Heading into AT&T's earnings report due early Thursday, shares in the telecom giant have advanced 7% in 2023, better than 2022's flat performance. Still, some institutional investors are cautious on T stock despite the company's return to its telecom roots after divesting media and other assets.
"Among long-only institutional investors, AT&T is the least-owned large-cap stock in the S&P 500," Bank of America analyst David Barden said in a note to clients, previewing AT&T earnings. He added: "At its current discount valuation, we believe growth, yield, deleveraging and cash flow generation will attract incremental investor attention."
AT&T earnings per share for the March quarter are expected to fall 25% to 58 cents. T stock analysts project revenue of $30.2 billion, down 20% amid divestitures.
Among its divestitures, AT&T spun off WarnerMedia in early April 2022. Then, WarnerMedia quickly merged with Discovery to form Warner Bros. Discovery.
T Stock: Wireless Growth Eyed
In the first quarter, analysts expect AT&T to add 396,000 wireless "postpaid" subscribers, down from 691,000 in the year-earlier period. Subscriber growth is expected to slow for T-Mobile US and Verizon Communications as well.
Verizon reports on April 25. while T-Mobile follows on April 27.
"We expect AT&T's wireless subscriber growth to remain strong as the company maintains its focus on retention and using handset promotions to attract new customers," BofA's Barden went on to say. "Coupled with subscriber growth, we expect service revenue growth of 5.7% year-over-year to $15.6 billion, in-line with consensus."
On the stock market today, T stock edged down 0.6% to close at 19.70.
Heading into the AT&T earnings report, T stock owned a Relative Strength Rating of 76 out of a best-possible 99, according to IBD Stock Checkup.
AT&T Earnings: Free Cash Flow Key
For fiscal 2023, AT&T predicts free cash flow of $16 billion.
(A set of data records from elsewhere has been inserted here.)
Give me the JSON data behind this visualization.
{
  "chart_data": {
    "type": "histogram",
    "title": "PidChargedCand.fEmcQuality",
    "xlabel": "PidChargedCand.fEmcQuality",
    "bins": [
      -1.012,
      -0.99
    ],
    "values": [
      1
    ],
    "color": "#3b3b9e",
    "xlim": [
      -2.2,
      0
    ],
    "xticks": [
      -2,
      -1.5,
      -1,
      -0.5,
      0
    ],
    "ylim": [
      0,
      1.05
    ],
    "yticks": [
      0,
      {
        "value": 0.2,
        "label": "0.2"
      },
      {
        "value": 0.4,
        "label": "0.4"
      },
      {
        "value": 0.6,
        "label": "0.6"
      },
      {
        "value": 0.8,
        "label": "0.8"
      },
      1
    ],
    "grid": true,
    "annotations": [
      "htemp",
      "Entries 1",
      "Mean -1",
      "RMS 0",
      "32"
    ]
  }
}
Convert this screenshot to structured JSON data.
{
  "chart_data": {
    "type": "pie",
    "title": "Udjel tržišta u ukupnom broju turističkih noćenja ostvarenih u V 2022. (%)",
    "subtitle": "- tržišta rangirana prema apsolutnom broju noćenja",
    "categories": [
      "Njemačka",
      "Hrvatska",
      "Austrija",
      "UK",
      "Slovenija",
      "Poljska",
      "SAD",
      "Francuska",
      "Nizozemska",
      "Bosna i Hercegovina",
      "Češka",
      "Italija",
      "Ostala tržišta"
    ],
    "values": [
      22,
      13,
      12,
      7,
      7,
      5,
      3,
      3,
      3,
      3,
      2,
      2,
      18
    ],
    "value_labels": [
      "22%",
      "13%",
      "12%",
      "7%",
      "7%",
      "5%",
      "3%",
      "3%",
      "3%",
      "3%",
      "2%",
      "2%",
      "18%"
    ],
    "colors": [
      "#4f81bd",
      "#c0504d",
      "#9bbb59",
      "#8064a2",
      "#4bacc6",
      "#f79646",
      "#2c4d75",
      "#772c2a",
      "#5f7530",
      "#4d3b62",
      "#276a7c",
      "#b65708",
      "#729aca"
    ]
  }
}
Meanwhile, free-cash-flow growth supports AT&T's dividend.
"We project T can outpace conservative expectations for subscriber growth in 2023 given strength we see in Q1," Wells Fargo analyst Eric Luebchow said in his note to clients. "We see upside to the $16 billion FCF bogey or guide for 2023. Wireless service revenue growth should be best-in-class as the only operator to grow subscribers, average revenue per user and EBITDA (earnings before interest, taxes, depreciation and amortization) across its wireless business."
The T stock analyst added: "The biggest 'moving' part will be AT&T's ability to deliver $1 billion to 1.5 billion of organic EBITDA growth."